Duolingo makes advanced language lessons free across nine languages
Duolingo is opening B2-level lessons to free users in nine languages, a move that could help learners land jobs while also locking them into the app longer.

Duolingo is widening its free tier in a way that changes the economics of language learning: advanced lessons that used to sit deeper in the product are now available at no charge across nine of its biggest courses. The company said on Wednesday that free users can now access advanced content in English, Spanish, French, German, Italian, Portuguese, Japanese, Korean and Chinese on the web, iOS and Android.
The shift matters because the new material is not just extra practice. Duolingo said the expanded courses reach B2 on the Common European Framework of Reference for Languages, which it maps to a Duolingo Score of 129. Until now, most learners in those courses could only complete material up to A2, mapped to a Duolingo Score of 59. In practical terms, the company is giving free users access to longer passages, more complex vocabulary and practice that is meant to move beyond survival phrases and basic conversation.
Duolingo is pitching that change as useful, not just generous. The new free layer includes Advanced Stories for reading practice, DuoRadio episodes for listening comprehension, Explain My Answer, and mini-units. The company said learners can use the material to understand news, movies and jokes in their new language. It also framed B2 as the level that generally allows someone to get a job in that language, a claim that puts employability at the center of the update.
That makes the free offering meaningful for students, job seekers and newcomers trying to function in a new country. Duolingo said B2 corresponds to an independent user who can interact with other speakers, understand complex texts and express viewpoints on a wide range of topics. Its own examples included a Ukrainian speaker newly arrived in Germany handling administrative tasks, a Spanish speaker studying Japanese for university, and a Chinese speaker applying to French-speaking companies.

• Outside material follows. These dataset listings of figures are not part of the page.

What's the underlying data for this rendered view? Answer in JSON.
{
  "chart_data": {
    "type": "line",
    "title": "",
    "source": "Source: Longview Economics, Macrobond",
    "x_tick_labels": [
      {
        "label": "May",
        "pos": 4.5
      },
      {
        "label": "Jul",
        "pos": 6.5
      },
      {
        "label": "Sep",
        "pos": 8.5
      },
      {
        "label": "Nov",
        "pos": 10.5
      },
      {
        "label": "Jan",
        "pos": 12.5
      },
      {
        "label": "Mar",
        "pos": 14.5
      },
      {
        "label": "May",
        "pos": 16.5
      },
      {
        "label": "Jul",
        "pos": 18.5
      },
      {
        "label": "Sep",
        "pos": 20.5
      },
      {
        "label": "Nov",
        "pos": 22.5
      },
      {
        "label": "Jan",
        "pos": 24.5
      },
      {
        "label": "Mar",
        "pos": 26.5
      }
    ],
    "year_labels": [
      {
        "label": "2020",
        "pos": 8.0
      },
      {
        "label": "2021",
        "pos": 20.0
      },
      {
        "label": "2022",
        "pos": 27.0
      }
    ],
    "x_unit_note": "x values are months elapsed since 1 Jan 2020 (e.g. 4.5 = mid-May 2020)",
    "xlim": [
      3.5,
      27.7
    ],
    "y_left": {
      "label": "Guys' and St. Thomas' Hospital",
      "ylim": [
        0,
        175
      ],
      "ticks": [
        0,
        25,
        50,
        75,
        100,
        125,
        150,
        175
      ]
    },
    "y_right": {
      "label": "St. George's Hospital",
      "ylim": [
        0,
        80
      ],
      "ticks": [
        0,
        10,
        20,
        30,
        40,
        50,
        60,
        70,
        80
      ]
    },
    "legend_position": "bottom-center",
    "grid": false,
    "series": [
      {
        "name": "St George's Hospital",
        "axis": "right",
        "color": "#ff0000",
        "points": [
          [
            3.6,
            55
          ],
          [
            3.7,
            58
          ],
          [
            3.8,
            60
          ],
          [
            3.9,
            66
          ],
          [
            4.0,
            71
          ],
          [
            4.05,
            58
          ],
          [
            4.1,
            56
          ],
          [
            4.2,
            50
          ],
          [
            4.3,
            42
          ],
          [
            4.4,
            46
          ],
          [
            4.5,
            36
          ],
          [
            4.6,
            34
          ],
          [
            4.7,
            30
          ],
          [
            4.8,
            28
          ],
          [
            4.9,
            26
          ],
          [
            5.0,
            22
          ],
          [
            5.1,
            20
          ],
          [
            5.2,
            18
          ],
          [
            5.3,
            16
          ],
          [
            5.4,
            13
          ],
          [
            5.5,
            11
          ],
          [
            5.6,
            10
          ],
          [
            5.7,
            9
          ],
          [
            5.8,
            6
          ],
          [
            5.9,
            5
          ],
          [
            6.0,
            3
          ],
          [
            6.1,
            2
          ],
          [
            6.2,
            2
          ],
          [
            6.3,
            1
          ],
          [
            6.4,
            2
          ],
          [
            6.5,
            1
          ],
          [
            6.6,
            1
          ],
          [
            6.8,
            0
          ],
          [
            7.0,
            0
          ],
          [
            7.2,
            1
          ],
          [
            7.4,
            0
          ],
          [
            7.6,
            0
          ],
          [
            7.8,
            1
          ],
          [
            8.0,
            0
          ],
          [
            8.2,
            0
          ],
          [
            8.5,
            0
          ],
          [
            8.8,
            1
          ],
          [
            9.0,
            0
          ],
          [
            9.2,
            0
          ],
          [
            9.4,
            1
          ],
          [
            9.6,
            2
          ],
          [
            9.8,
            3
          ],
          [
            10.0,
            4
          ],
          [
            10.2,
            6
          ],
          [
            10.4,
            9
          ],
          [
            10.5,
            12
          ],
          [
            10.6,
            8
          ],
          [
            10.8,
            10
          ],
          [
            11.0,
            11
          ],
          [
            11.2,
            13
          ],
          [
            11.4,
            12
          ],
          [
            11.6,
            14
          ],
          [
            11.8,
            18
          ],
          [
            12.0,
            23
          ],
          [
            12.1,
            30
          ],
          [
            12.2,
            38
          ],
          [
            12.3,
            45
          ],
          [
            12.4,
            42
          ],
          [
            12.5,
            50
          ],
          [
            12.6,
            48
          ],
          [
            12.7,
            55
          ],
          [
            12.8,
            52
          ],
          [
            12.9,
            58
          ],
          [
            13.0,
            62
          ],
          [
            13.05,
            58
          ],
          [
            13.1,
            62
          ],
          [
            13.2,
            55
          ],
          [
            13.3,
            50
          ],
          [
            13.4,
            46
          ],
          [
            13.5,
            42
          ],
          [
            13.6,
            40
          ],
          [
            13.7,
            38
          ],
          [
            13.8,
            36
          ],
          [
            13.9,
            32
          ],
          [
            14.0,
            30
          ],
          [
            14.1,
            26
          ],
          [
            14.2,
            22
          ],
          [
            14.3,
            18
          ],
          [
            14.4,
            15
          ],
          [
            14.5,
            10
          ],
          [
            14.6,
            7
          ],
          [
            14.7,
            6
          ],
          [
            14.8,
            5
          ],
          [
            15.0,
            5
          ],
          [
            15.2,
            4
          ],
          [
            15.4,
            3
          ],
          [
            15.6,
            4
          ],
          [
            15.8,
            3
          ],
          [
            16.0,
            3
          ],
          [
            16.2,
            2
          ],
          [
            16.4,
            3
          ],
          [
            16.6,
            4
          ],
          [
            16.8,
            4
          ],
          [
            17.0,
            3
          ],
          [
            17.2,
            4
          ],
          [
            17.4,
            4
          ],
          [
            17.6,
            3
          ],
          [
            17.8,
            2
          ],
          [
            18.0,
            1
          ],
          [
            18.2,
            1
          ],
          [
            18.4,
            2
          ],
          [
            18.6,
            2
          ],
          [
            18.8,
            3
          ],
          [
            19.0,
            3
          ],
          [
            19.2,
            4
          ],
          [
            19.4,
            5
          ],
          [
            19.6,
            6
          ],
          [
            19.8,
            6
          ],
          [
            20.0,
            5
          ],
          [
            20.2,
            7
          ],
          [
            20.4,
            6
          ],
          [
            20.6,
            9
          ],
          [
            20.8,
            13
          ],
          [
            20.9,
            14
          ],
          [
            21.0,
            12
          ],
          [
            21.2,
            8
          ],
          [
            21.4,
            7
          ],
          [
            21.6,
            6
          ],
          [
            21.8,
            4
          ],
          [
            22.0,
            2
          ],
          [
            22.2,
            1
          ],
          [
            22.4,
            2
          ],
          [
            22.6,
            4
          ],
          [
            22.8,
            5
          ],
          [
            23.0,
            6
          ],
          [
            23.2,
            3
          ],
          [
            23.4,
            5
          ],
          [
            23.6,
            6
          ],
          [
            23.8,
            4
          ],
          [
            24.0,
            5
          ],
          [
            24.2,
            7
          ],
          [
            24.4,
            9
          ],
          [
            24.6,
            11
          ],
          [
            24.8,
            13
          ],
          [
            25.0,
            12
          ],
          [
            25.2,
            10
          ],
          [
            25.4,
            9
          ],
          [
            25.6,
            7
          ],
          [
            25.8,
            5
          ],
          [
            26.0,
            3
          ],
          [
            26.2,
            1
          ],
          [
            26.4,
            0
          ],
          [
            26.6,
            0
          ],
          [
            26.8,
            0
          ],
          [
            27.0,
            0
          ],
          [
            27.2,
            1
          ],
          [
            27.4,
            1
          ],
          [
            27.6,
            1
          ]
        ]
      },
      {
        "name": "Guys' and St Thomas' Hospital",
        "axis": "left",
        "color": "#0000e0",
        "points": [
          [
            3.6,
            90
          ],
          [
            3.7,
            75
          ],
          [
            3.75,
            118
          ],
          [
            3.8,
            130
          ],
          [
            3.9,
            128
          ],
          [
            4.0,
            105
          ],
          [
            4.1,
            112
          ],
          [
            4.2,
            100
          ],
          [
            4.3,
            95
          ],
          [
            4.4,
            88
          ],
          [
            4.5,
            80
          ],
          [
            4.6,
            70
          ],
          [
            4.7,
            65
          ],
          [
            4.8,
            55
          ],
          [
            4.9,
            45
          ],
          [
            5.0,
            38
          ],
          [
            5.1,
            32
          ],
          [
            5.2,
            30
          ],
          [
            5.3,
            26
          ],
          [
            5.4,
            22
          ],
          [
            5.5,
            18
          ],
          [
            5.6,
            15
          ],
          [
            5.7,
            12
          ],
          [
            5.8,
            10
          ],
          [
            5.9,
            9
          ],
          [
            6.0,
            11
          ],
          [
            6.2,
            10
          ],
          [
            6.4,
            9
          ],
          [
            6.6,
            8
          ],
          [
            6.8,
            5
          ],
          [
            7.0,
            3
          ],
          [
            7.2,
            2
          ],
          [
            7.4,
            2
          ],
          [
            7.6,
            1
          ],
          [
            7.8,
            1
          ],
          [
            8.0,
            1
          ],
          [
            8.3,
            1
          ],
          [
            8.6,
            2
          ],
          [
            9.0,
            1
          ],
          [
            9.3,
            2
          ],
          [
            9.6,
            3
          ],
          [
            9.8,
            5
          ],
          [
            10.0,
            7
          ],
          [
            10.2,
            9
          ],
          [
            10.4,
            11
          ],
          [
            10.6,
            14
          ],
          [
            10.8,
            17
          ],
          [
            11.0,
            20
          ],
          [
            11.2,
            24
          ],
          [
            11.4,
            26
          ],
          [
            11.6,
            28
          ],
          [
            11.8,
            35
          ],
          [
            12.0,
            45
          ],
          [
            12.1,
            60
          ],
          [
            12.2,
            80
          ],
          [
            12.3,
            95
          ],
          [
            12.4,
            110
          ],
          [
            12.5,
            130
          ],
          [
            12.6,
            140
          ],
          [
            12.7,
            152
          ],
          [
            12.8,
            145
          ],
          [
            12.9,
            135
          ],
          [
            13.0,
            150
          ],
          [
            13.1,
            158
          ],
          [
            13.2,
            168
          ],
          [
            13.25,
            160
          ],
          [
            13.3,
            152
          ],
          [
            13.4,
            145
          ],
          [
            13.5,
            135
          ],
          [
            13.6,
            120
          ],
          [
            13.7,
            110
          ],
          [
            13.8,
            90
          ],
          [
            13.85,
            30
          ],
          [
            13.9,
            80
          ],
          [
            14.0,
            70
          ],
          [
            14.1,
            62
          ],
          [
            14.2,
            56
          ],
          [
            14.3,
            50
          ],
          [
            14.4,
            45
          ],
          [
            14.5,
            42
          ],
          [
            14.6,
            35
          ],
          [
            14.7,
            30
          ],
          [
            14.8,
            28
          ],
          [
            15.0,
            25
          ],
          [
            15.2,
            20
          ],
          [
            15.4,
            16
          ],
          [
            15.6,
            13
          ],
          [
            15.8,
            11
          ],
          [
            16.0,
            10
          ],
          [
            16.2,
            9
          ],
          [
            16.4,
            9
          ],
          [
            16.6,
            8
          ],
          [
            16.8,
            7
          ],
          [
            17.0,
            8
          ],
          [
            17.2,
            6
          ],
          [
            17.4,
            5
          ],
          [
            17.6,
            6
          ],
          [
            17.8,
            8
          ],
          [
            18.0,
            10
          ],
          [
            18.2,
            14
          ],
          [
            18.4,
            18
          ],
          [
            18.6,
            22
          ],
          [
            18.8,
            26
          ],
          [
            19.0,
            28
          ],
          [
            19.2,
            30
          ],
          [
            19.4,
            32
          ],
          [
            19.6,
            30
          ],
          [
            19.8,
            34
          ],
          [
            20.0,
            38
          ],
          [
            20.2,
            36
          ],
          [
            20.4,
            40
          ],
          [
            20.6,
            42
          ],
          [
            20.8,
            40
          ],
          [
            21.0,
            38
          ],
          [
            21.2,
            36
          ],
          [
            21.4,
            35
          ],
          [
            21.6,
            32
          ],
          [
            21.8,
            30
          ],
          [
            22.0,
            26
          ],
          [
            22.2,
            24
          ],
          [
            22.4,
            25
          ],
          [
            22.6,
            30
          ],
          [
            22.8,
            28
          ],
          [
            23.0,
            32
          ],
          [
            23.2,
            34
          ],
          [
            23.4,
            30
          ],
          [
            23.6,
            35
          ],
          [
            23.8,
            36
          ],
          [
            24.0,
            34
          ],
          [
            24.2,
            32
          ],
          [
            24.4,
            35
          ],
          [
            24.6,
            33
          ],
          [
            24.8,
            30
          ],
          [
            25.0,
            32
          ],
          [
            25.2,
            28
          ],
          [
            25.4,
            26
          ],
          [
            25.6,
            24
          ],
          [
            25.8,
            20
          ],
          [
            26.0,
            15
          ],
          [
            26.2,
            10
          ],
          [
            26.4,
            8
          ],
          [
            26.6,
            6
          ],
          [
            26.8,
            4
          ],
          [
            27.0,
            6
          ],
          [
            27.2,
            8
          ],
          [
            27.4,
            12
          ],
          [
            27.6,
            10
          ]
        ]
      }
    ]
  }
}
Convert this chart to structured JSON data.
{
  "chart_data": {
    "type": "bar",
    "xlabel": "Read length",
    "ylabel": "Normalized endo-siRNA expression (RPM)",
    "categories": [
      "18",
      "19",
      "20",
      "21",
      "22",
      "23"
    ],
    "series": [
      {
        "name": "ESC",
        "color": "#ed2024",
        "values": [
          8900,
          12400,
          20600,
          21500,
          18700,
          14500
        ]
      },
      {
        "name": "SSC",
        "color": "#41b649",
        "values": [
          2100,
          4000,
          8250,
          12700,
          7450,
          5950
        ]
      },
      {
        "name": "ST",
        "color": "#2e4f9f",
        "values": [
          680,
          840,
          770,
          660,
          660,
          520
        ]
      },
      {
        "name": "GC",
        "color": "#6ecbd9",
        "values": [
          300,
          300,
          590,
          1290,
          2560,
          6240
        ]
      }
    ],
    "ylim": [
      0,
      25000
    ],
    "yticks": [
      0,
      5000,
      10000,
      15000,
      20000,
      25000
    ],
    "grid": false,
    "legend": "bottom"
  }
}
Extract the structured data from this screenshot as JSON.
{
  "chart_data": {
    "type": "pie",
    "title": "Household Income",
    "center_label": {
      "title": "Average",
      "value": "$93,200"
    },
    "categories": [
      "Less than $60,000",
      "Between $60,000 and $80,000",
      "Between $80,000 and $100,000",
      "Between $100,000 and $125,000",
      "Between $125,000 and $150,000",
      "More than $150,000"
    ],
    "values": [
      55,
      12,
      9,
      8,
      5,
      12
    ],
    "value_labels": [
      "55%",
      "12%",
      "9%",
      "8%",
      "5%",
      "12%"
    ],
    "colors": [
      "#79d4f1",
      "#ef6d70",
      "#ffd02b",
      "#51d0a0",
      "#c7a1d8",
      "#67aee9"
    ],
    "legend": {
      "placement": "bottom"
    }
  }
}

At the same time, the expansion also serves Duolingo’s retention strategy. Advanced learners are less likely to churn if the app keeps offering material that feels relevant and challenging, and that can deepen engagement even before a user pays for premium features. The company’s decision to make its Practice tab free in February and to add more than 100,000 DuoRadio episodes across all levels in 2025 points in the same direction: more value for free users, but also more reasons to keep them inside the app.
The move lands with Duolingo in a strong financial position. The company said it surpassed 50 million daily active users in 2025 and generated over $1 billion in bookings, over $400 million in net income and over $300 million in Adjusted EBITDA. It also authorized a $400 million share repurchase program in February and said it will report first-quarter 2026 results on May 4. Against that backdrop, opening B2 content looks less like a giveaway than a strategic bet that wider access will reinforce Duolingo’s scale, brand and hold on the language-learning market.